7. The gel according to claim 1, wherein the crosslinking agent used for the polymerization of the crosslinked polymer is N, N′-methylenebisacrylamide (MBAA) or ethylene glycol dimetatalylate.

8. The gel according to claim 1, wherein the molar ratio of the raw material monomer of the crosslinked polymer and the raw material monomer of the non-crosslinked polymer is about 1:20.

[9] The gel according to [1], wherein the surface layer of the semi-interpenetrating network has a free end chain that also has an electrolyte polymer force.

[10] The water-absorbent resin obtained by removing the gel force solvent according to claim 1.

[11] The lubricant having gel force according to claim 1.

[12] A cell culture substrate comprising the gel according to claim 1.

 [13] A step of obtaining a gel as an intermediate product comprising the crosslinked polymer and the solvent by polymerizing the first raw material monomer together with a crosslinking agent in a solvent to form a crosslinked polymer having a network structure; ,

 After the second raw material monomer is diffused and permeated into the semi-finished gel, it is polymerized to form a non-crosslinked polymer, and this non-crosslinked polymer is physically entangled with the network structure and includes a V-shaped structure. Obtaining a gel as a final product, and a manufacturing method comprising:

A genore having a degree of swelling of 5 or more at the time of equilibrium swelling with the solvent, a weight content ratio of the solvent of ¾0% or more, and a fracture energy of 700 jZm ² or more and 2000 jZm ² or less.

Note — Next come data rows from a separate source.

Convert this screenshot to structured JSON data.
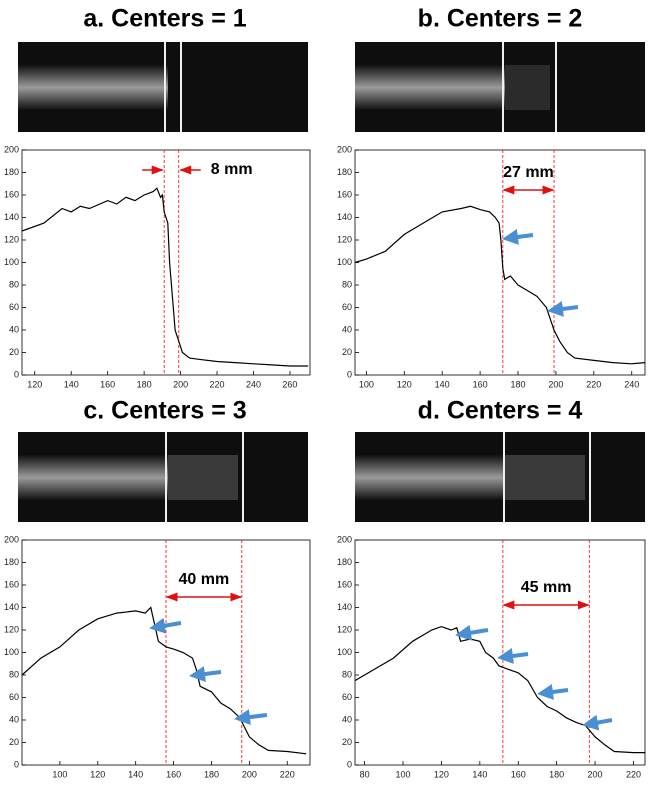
{
  "chart_data": [
    {
      "type": "line",
      "title": "a. Centers = 1",
      "color": "#000000",
      "vline_color": "#ff0000",
      "x": [
        113,
        125,
        135,
        140,
        145,
        150,
        160,
        165,
        170,
        175,
        180,
        185,
        187,
        189,
        190,
        191,
        193,
        194,
        196,
        197,
        199,
        201,
        205,
        210,
        220,
        230,
        240,
        250,
        260,
        270
      ],
      "values": [
        128,
        135,
        148,
        145,
        150,
        148,
        155,
        152,
        158,
        155,
        160,
        163,
        166,
        158,
        160,
        145,
        135,
        100,
        60,
        40,
        30,
        20,
        15,
        14,
        12,
        11,
        10,
        9,
        8,
        8
      ],
      "xlim": [
        113,
        271
      ],
      "ylim": [
        0,
        200
      ],
      "xticks": [
        120,
        140,
        160,
        180,
        200,
        220,
        240,
        260
      ],
      "yticks": [
        0,
        20,
        40,
        60,
        80,
        100,
        120,
        140,
        160,
        180,
        200
      ],
      "vlines": [
        191,
        199
      ],
      "annotation": "8 mm"
    },
    {
      "type": "line",
      "title": "b. Centers = 2",
      "color": "#000000",
      "vline_color": "#ff0000",
      "x": [
        94,
        100,
        110,
        120,
        130,
        140,
        150,
        155,
        160,
        165,
        168,
        170,
        171,
        172,
        173,
        176,
        180,
        185,
        190,
        195,
        197,
        199,
        202,
        206,
        210,
        220,
        230,
        240,
        247
      ],
      "values": [
        100,
        103,
        110,
        125,
        135,
        145,
        148,
        150,
        147,
        145,
        140,
        135,
        120,
        95,
        85,
        88,
        80,
        75,
        70,
        60,
        50,
        40,
        30,
        20,
        15,
        13,
        11,
        10,
        11
      ],
      "xlim": [
        94,
        247
      ],
      "ylim": [
        0,
        200
      ],
      "xticks": [
        100,
        120,
        140,
        160,
        180,
        200,
        220,
        240
      ],
      "yticks": [
        0,
        20,
        40,
        60,
        80,
        100,
        120,
        140,
        160,
        180,
        200
      ],
      "vlines": [
        172,
        199
      ],
      "annotation": "27 mm"
    },
    {
      "type": "line",
      "title": "c. Centers = 3",
      "color": "#000000",
      "vline_color": "#ff0000",
      "x": [
        80,
        90,
        100,
        110,
        120,
        130,
        140,
        145,
        148,
        150,
        152,
        156,
        160,
        165,
        170,
        172,
        174,
        180,
        185,
        190,
        195,
        197,
        200,
        205,
        210,
        220,
        230
      ],
      "values": [
        80,
        95,
        105,
        120,
        130,
        135,
        137,
        135,
        140,
        125,
        110,
        105,
        103,
        100,
        95,
        85,
        70,
        65,
        55,
        50,
        42,
        35,
        25,
        18,
        13,
        12,
        10
      ],
      "xlim": [
        80,
        232
      ],
      "ylim": [
        0,
        200
      ],
      "xticks": [
        100,
        120,
        140,
        160,
        180,
        200,
        220
      ],
      "yticks": [
        0,
        20,
        40,
        60,
        80,
        100,
        120,
        140,
        160,
        180,
        200
      ],
      "vlines": [
        156,
        196
      ],
      "annotation": "40 mm"
    },
    {
      "type": "line",
      "title": "d. Centers = 4",
      "color": "#000000",
      "vline_color": "#ff0000",
      "x": [
        75,
        85,
        95,
        105,
        115,
        120,
        125,
        128,
        130,
        135,
        140,
        143,
        147,
        150,
        155,
        160,
        165,
        170,
        175,
        180,
        185,
        190,
        195,
        200,
        205,
        210,
        220,
        226
      ],
      "values": [
        75,
        85,
        95,
        110,
        120,
        123,
        120,
        122,
        110,
        112,
        110,
        100,
        95,
        88,
        85,
        82,
        75,
        60,
        52,
        48,
        42,
        38,
        35,
        25,
        18,
        12,
        11,
        11
      ],
      "xlim": [
        75,
        226
      ],
      "ylim": [
        0,
        200
      ],
      "xticks": [
        80,
        100,
        120,
        140,
        160,
        180,
        200,
        220
      ],
      "yticks": [
        0,
        20,
        40,
        60,
        80,
        100,
        120,
        140,
        160,
        180,
        200
      ],
      "vlines": [
        152,
        197
      ],
      "annotation": "45 mm"
    }
  ]
}
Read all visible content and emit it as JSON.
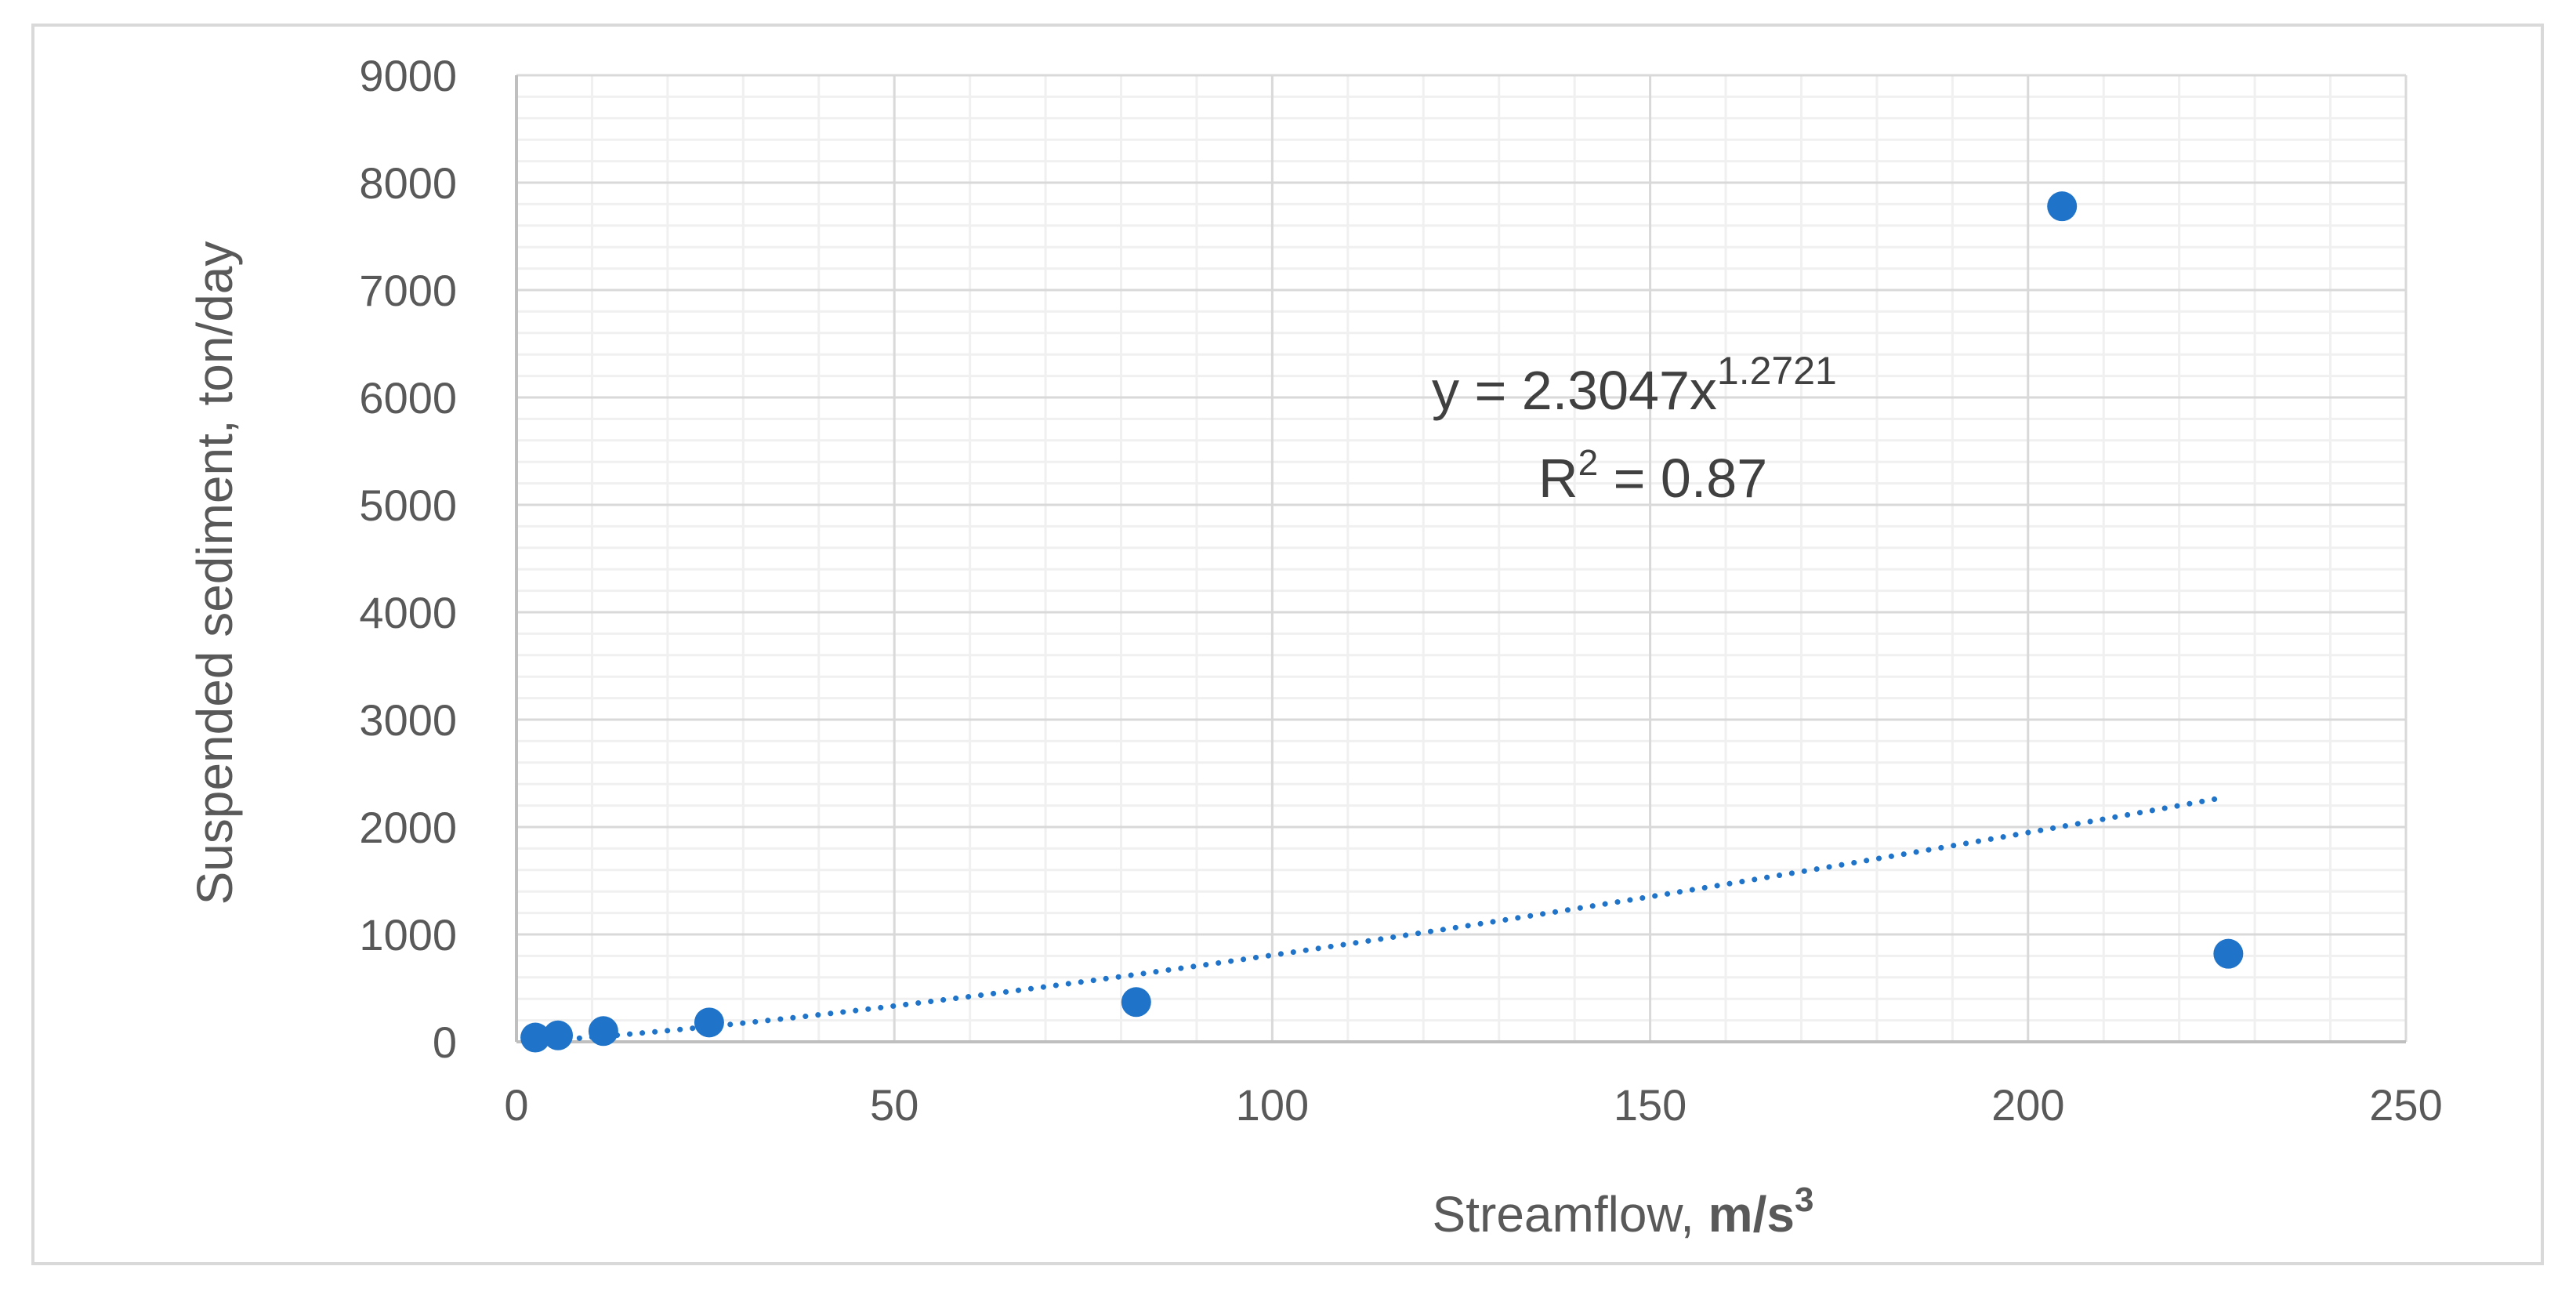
{
  "chart_data": {
    "type": "scatter",
    "xlabel": "Streamflow, ",
    "xlabel_unit": "m/s",
    "xlabel_unit_sup": "3",
    "ylabel": "Suspended sediment, ton/day",
    "xlim": [
      0,
      250
    ],
    "ylim": [
      0,
      9000
    ],
    "x_ticks": [
      0,
      50,
      100,
      150,
      200,
      250
    ],
    "y_ticks": [
      0,
      1000,
      2000,
      3000,
      4000,
      5000,
      6000,
      7000,
      8000,
      9000
    ],
    "grid": true,
    "legend": "none",
    "point_color": "#1f74c9",
    "trendline_color": "#1f74c9",
    "points": [
      {
        "x": 2.5,
        "y": 40
      },
      {
        "x": 5.5,
        "y": 60
      },
      {
        "x": 11.5,
        "y": 100
      },
      {
        "x": 25.5,
        "y": 180
      },
      {
        "x": 82,
        "y": 370
      },
      {
        "x": 204.5,
        "y": 7780
      },
      {
        "x": 226.5,
        "y": 820
      }
    ],
    "trendline": {
      "type": "power",
      "coefficient": 2.3047,
      "exponent": 1.2721,
      "x_range": [
        5,
        226
      ]
    },
    "annotations": {
      "equation_main": "y = 2.3047x",
      "equation_exponent": "1.2721",
      "r2_label": "R",
      "r2_sup": "2",
      "r2_value": " = 0.87"
    }
  }
}
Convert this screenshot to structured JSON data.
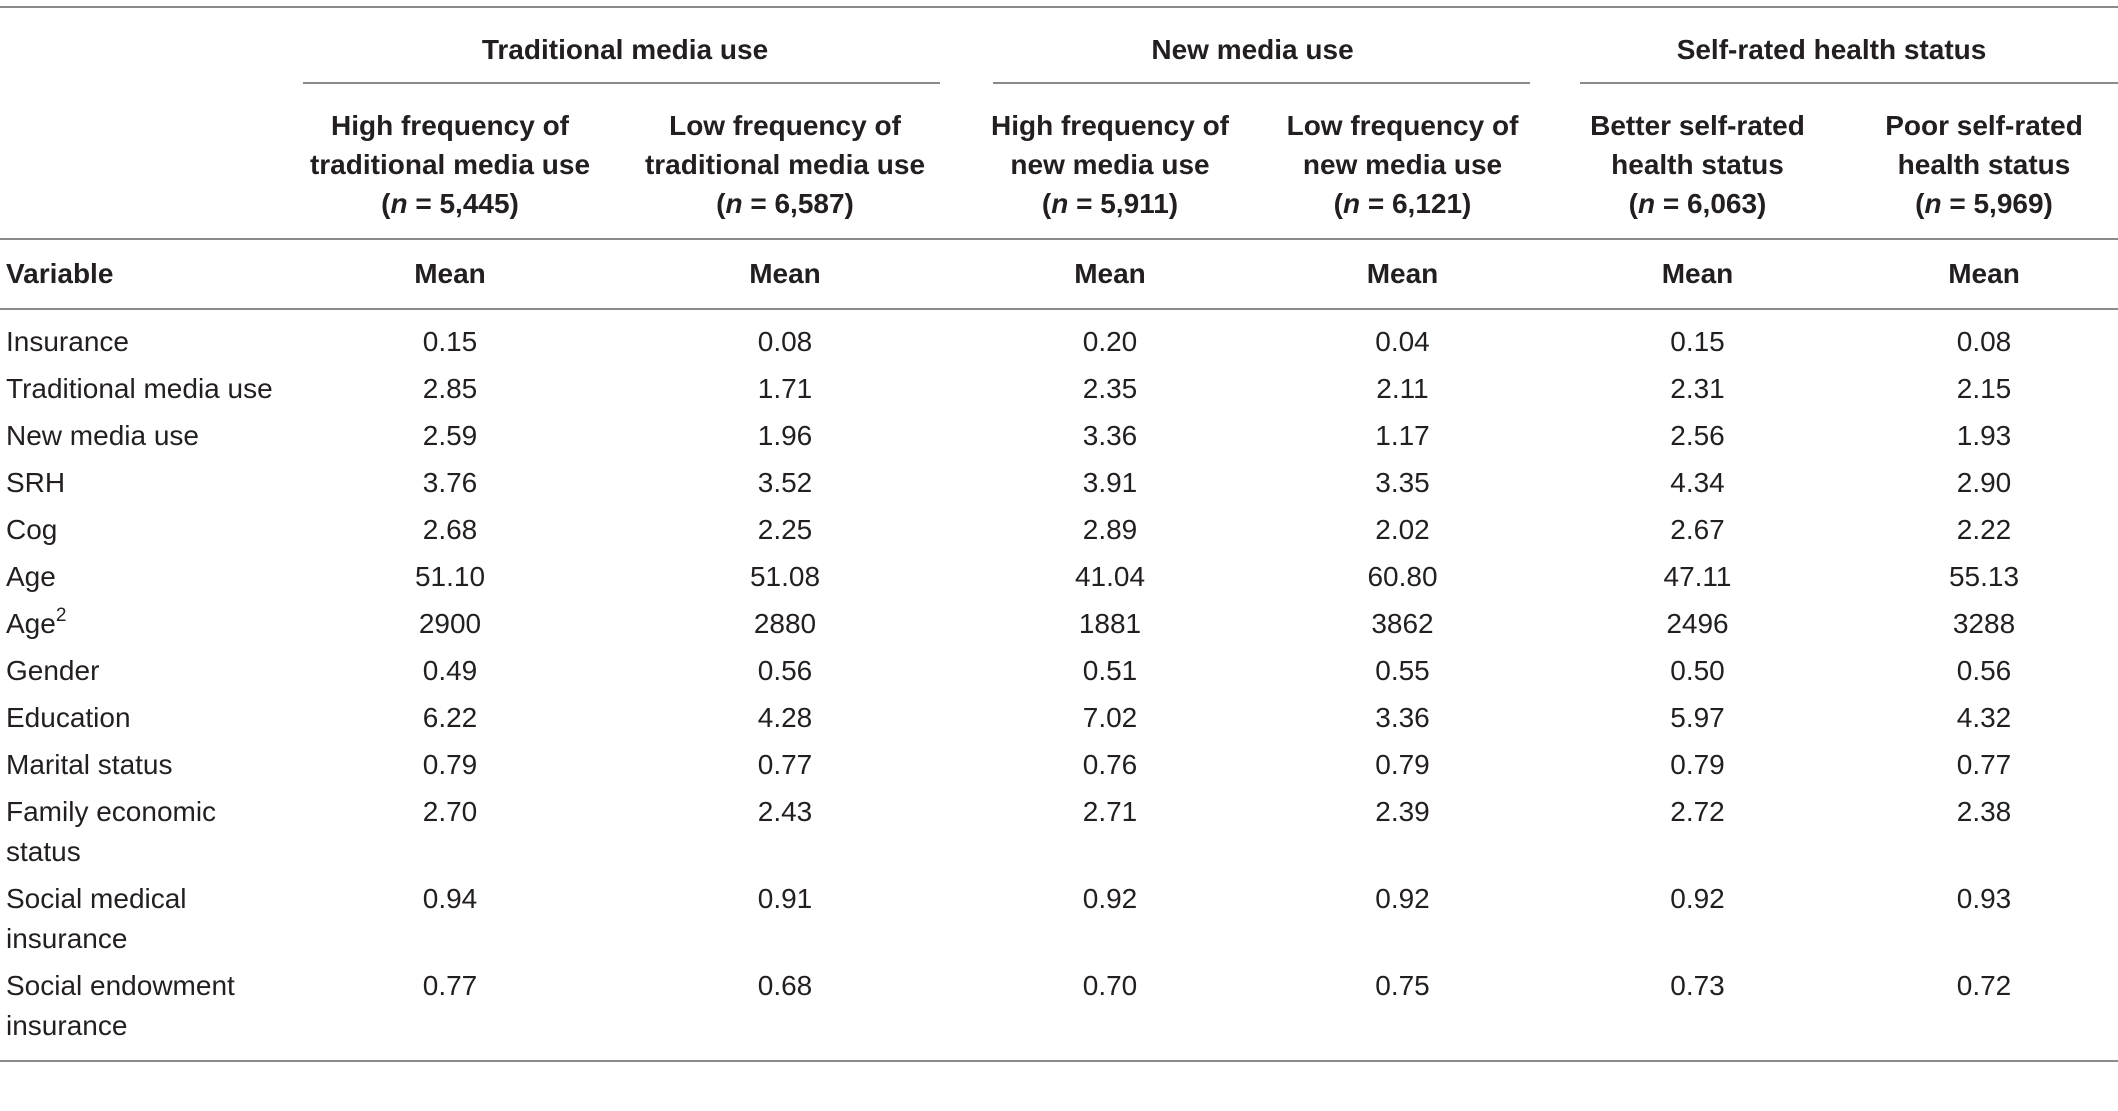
{
  "groups": {
    "traditional": "Traditional media use",
    "new_media": "New media use",
    "srh": "Self-rated health status"
  },
  "columns": [
    {
      "line1": "High frequency of",
      "line2": "traditional media use",
      "n_label": "n",
      "n_value": " = 5,445)"
    },
    {
      "line1": "Low frequency of",
      "line2": "traditional media use",
      "n_label": "n",
      "n_value": " = 6,587)"
    },
    {
      "line1": "High frequency of",
      "line2": "new media use",
      "n_label": "n",
      "n_value": " = 5,911)"
    },
    {
      "line1": "Low frequency of",
      "line2": "new media use",
      "n_label": "n",
      "n_value": " = 6,121)"
    },
    {
      "line1": "Better self-rated",
      "line2": "health status",
      "n_label": "n",
      "n_value": " = 6,063)"
    },
    {
      "line1": "Poor self-rated",
      "line2": "health status",
      "n_label": "n",
      "n_value": " = 5,969)"
    }
  ],
  "header": {
    "variable": "Variable",
    "mean": "Mean"
  },
  "rows": [
    {
      "label": "Insurance",
      "values": [
        "0.15",
        "0.08",
        "0.20",
        "0.04",
        "0.15",
        "0.08"
      ]
    },
    {
      "label": "Traditional media use",
      "values": [
        "2.85",
        "1.71",
        "2.35",
        "2.11",
        "2.31",
        "2.15"
      ]
    },
    {
      "label": "New media use",
      "values": [
        "2.59",
        "1.96",
        "3.36",
        "1.17",
        "2.56",
        "1.93"
      ]
    },
    {
      "label": "SRH",
      "values": [
        "3.76",
        "3.52",
        "3.91",
        "3.35",
        "4.34",
        "2.90"
      ]
    },
    {
      "label": "Cog",
      "values": [
        "2.68",
        "2.25",
        "2.89",
        "2.02",
        "2.67",
        "2.22"
      ]
    },
    {
      "label": "Age",
      "values": [
        "51.10",
        "51.08",
        "41.04",
        "60.80",
        "47.11",
        "55.13"
      ]
    },
    {
      "label": "Age",
      "sup": "2",
      "values": [
        "2900",
        "2880",
        "1881",
        "3862",
        "2496",
        "3288"
      ]
    },
    {
      "label": "Gender",
      "values": [
        "0.49",
        "0.56",
        "0.51",
        "0.55",
        "0.50",
        "0.56"
      ]
    },
    {
      "label": "Education",
      "values": [
        "6.22",
        "4.28",
        "7.02",
        "3.36",
        "5.97",
        "4.32"
      ]
    },
    {
      "label": "Marital status",
      "values": [
        "0.79",
        "0.77",
        "0.76",
        "0.79",
        "0.79",
        "0.77"
      ]
    },
    {
      "label": "Family economic status",
      "values": [
        "2.70",
        "2.43",
        "2.71",
        "2.39",
        "2.72",
        "2.38"
      ]
    },
    {
      "label": "Social medical insurance",
      "values": [
        "0.94",
        "0.91",
        "0.92",
        "0.92",
        "0.92",
        "0.93"
      ]
    },
    {
      "label": "Social endowment insurance",
      "values": [
        "0.77",
        "0.68",
        "0.70",
        "0.75",
        "0.73",
        "0.72"
      ]
    }
  ]
}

 [14] The gel according to [13], wherein the production method further comprises a step of immersing in a multivalent ion-containing solution to form a colloid therein.

 15. The gel according to claim 13, wherein the weight content of the non-crosslinked polymer is 10 to 40% with respect to the total weight of the crosslinked polymer and the solvent in the gel.

[16] The raw material monomer is 2 acrylamide-2 methylpropane sulfonic acid (AMPS), acrylamide (AAm), acrylic acid (AA), methacrylic acid, N-isopropyl acrylamide, butylpyridine, hydroxyethyl acrylate. Vinyl acetate, dimethylsiloxane, styrene (St), methyl methacrylate (MMA), trifluoroethyl acrylate (TFE), styrene sulfonic acid (SS), dimethylacrylamide, 2, 2, 2-trifluoro Tylmethyl akujire, 2, 2, 3, 3, 3 Pentafunole P P-Pinole metaclay, 3 (Penoleph butyl) 2 Hydroxypropyl metatalylate, 1H, 1H, 9H—Hexadecafluo 14. The gel according to claim 13, which is selected from Lonoh-methacrylate, 2,2,2-trifluoroethylatreate, 2, 3, 4, 5, 6-pentafluorostyrene, vinylidene fluoride force.

17. The gel according to claim 13, wherein the crosslinking agent is N, N, monomethylene bisacrylamide (MBAA) or ethylene glycol dimetatalylate.

18. The gel according to claim 13, wherein the molar ratio of the first raw material monomer to the second raw material monomer is about 1:20.

[19] In a gel having a semi-interpenetrating network structure in which a non-crosslinked polymer invades and physically entangles with a network structure composed of a crosslinked polymer, the side chain of the noncrosslinked polymer is chemically modified, or the crosslinked polymer is crosslinked. The method for producing a gel, wherein the gel breaking energy is adjusted in a range of 700 j / m ² or more and 2000 j / m ² or less by adjusting the degree.